Maybe we’re not the prodigal son or the lost sheep. Maybe we’re the older brother or one of the 99 other sheep. Did you ever wonder how the 99 sheep felt about being left behind while the shepherd went after the lost sheep? What are we, chopped liver? Hello — we’re the sheep that didn’t get lost! Pay some attention to us!

Jesus doesn’t tell us how the sheep felt, but he does tell how the older son felt about the welcome his little brother received. He was angry and resentful, like the Pharisees who objected to Jesus eating with sinners, with lost sheep. I think sometimes Pope Francis’ focus on reaching out to lost sheep has a similar effect on some of the flock.
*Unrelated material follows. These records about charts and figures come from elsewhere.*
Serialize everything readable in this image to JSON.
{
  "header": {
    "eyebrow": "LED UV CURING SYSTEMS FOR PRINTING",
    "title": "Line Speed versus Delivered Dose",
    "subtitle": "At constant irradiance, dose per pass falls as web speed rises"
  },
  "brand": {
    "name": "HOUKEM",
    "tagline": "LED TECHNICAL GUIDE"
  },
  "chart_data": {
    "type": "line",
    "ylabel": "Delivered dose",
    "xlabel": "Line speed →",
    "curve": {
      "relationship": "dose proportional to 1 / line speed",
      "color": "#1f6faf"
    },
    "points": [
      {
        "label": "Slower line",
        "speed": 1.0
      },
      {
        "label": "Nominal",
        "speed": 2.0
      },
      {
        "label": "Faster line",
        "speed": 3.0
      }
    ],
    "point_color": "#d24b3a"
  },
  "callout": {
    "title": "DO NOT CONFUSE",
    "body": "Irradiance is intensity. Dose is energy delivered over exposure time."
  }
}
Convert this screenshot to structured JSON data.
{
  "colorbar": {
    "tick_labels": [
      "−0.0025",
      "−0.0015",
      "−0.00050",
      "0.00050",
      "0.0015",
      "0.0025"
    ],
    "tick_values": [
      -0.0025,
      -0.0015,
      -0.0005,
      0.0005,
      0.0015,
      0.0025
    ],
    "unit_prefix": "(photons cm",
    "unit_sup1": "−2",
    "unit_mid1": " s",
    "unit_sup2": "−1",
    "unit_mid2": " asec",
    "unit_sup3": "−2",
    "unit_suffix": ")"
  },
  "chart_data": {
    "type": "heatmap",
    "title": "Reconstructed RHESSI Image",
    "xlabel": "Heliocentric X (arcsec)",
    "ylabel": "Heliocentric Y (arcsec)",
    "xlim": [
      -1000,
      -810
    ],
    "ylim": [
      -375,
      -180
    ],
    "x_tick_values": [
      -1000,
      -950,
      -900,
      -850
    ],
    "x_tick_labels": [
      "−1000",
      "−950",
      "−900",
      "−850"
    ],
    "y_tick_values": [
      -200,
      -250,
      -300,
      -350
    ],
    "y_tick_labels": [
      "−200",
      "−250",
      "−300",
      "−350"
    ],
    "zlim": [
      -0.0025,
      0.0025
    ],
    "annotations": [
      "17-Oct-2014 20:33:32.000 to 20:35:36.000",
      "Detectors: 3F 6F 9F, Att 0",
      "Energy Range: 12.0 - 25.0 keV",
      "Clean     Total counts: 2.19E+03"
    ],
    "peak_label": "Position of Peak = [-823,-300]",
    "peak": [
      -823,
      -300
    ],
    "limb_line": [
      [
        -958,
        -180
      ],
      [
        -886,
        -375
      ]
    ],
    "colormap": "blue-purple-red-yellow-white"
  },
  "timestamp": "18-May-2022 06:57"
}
In any case, whether we’re the prodigal son or the other son, there are going to be areas in our lives where we need to come to our senses. Whatever our issue is, God is more eager to forgive us than we are to repent and be forgiven. Even if we’ve gone back to the pig trough again and again. The shepherd never says “Well, I went after that sheep before, but now it’s on its own.”

In whatever ways we need to come to our senses, there’s a celebration in heaven waiting, right now, for you and for me.